The surau can now accommodate 450 worshippers, though parking space is limited to just over 60 vehicles. It is equipped with facilities such as a prayer hall, fax services, and seven computers used by local schoolchildren for learning. Since its construction, the surau initially lacked a permanent mosque officer, with communal prayers led by acting imam Haji Hanifah bin Haji Alus, a religious teacher. In 1996, the Department of Mosque Affairs appointed Aidil Sufian bin Haji Mohd. Yassin as imam, while Haji Ibrahim bin Badar served as the acting muezzin. The surau now has a permanent muezzin, Mohamad Shahirwandy bin Samsudin, who previously served at Kampong Penabai Mosque in Tutong.

The surau has organised religious activities such as nightly tadarus sessions, Quran completion ceremonies, memorial prayers, and celebrations of Islamic and national events. Other programmes, including religious study circles, lectures, forums, competitions, and training courses, are also regularly held.

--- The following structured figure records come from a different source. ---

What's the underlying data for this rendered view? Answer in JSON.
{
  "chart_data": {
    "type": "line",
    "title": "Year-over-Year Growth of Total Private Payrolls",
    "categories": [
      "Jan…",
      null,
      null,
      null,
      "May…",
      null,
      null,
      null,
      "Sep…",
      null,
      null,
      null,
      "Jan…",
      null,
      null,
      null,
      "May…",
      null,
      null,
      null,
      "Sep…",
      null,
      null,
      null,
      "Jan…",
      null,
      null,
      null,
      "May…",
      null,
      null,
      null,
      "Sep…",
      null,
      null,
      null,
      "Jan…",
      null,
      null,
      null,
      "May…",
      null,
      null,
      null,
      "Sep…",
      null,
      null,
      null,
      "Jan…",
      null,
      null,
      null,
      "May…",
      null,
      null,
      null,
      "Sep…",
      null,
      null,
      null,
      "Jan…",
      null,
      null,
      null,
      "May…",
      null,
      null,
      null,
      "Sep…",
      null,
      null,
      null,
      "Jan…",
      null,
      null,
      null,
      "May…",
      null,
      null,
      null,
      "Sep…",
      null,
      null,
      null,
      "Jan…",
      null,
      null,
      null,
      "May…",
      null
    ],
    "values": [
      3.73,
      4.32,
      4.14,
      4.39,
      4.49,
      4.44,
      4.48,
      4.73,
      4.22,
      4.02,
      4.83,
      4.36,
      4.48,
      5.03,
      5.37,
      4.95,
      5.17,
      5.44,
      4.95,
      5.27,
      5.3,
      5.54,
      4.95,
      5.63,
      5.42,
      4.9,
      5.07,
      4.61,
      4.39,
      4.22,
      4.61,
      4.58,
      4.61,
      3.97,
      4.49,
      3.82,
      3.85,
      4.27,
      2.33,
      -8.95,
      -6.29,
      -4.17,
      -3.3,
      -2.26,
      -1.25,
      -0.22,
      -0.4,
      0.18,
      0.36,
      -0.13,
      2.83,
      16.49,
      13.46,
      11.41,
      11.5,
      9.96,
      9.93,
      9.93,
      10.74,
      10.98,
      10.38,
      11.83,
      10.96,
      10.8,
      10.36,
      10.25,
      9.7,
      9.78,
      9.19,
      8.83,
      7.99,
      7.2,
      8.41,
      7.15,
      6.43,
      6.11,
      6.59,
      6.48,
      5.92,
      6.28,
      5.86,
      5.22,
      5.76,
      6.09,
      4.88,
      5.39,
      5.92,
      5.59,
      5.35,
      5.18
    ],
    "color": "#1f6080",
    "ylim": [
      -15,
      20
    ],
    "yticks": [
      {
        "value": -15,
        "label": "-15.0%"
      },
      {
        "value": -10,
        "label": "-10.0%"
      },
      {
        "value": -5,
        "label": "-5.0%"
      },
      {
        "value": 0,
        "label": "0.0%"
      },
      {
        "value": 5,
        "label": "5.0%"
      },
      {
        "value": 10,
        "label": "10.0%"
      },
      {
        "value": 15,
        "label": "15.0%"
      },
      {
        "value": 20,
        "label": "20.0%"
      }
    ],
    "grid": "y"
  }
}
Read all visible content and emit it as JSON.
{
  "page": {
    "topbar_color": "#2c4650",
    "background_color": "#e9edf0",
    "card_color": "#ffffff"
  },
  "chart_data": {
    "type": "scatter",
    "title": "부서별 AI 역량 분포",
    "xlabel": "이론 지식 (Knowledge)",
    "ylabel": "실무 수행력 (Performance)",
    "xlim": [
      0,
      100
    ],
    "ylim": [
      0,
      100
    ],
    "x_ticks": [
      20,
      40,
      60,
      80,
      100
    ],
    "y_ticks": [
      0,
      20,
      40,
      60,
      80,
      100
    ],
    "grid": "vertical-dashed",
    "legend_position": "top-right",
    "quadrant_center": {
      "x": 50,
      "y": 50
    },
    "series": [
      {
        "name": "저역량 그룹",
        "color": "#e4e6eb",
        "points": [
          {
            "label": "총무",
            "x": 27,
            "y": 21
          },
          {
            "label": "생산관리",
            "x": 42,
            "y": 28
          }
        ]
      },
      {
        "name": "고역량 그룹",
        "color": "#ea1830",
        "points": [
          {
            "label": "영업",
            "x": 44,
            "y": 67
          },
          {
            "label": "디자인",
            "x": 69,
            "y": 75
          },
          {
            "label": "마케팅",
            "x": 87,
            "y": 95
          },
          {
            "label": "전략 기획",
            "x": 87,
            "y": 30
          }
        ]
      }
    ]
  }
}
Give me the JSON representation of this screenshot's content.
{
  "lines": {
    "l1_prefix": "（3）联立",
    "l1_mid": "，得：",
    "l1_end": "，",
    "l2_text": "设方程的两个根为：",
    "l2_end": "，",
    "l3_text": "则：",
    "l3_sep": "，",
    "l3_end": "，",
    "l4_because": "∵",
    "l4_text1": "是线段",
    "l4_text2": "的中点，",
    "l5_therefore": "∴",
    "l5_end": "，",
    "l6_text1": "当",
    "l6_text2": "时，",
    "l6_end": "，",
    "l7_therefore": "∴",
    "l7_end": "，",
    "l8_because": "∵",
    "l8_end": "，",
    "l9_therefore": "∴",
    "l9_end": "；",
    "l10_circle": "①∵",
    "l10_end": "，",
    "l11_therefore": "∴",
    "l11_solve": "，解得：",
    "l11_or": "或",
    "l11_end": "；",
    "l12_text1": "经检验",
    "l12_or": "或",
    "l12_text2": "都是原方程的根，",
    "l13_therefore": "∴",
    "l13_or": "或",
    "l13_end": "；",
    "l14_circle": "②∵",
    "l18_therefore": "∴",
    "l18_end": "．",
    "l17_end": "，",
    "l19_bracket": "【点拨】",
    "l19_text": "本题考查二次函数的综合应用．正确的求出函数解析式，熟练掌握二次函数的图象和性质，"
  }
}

Due to its well-organised and successful programmes, the surau won the Mosque Takmir Award in the surau and prayer hall category in 1996 and 2000. Its achievements have served as an example for other suraus and prayer halls to remain active in engaging their communities.

Pengiran Anak Haji Mohamed Alam Mosque is the village mosque; it was inaugurated on 7 April 2017 by Sultan Hassanal Bolkiah and can accommodate 1000 worshippers.

== Notable people ==
- Pengiran Muhammad Yusuf (1923–2016), diplomat, politician and writer.